Georgiana burst out in laughter, and Elizabeth joined her. She reflexively thought about sharing the conversation with her father, who would find it entirely diverting, but then a second later she decided he deserved no such consideration. The abrupt change in thought left her slightly dizzy.

"I suppose I never thought about it," Georgiana admitted. "Fitzwilliam was worried about my reputation. Finding a good and suitable match was pounded into his head with a mallet most of his life by our parents, his other relatives, society—everyone. He thought if my reputation was damaged, it would hurt me, so he simply tried to keep things quiet to protect me."

She sighed. "I thought when Richard, Colonel Fitzwilliam, came back from the continent he might deal with the miscreant, but he did nothing. When I found out he was here, and my brother was ignoring him, I started searching for a way to act. Tom suggested this plan, and we enacted it. He offered to do it alone, but I would not have it. I could not countenance having him shoulder all the risks for my own failures… and my father's."

"He still shouldered most of it. I suspect Mr Wickham could be violent if backed into a corner and let us face facts—your brother could discharge young Tom, but not his sister."

"Too true, but I would never allow that. I have far more pin money than I need, and I have been saving it for some time. I had enough to at least support him for a decade, so I was willing to chance it."

"Am I correct in assuming he would have done it for free even if it meant losing his position without reference?"

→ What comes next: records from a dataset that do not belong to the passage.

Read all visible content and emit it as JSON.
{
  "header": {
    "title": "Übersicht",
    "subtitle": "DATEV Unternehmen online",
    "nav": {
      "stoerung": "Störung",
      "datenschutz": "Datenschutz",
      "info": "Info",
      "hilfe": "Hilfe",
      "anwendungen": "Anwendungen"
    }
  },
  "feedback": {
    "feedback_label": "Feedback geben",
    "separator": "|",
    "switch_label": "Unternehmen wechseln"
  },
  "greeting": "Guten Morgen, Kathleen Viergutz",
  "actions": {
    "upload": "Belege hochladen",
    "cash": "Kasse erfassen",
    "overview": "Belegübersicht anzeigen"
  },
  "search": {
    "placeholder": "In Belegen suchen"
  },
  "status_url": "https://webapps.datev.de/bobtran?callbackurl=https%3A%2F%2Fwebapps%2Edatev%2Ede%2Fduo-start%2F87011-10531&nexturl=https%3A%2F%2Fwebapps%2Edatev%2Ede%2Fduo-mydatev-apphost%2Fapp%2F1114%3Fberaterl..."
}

"Of course. It took all my powers of persuasion to include me."

"Has your brother retaliated?"

Georgiana laughed. "If you consider promoting Tom, giving him a cottage in Pemberley and enough money to wed his long-time sweetheart retaliation, then yes, he has."

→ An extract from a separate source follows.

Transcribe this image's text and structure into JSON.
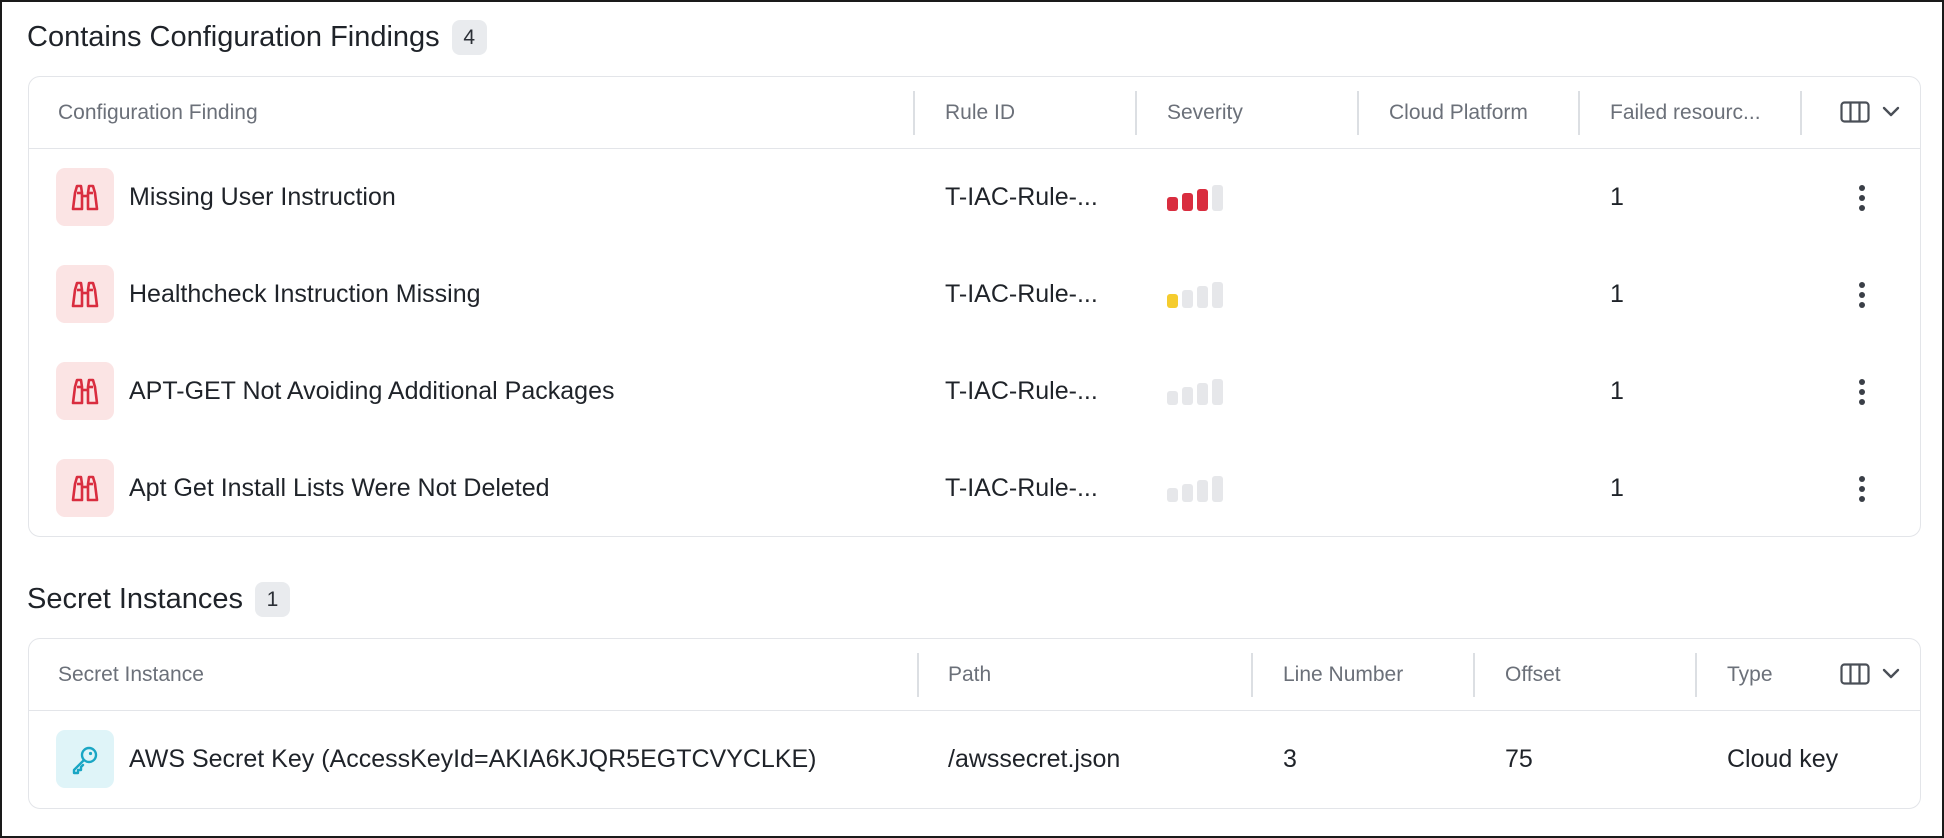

Elizabeth laughed, strongly suspecting that she liked Miss Georgiana Darcy just a bit more than was really good for her. While the young lady had done good and bad, and her reflections the previous day had concentrated on her negatives, she began to see the young heiress in a more positive light. Growing up with naught but a brother and cousin for guardians could not have been easy. It was true she was somewhat shy, but so was Kitty and at least Miss Darcy had enough sense to not follow Lydia around like a deranged puppy. She reportedly had something of an obsession with music like Mary, but she could at least speak about it without bringing up the hated Reverend Fordyce. She could, on occasion, be as haughty as her brother, as bold as Lydia, as clever as Elizabeth herself, and probably as nice as Jane.

All in all, Elizabeth thought she could like Georgiana Darcy quite well indeed.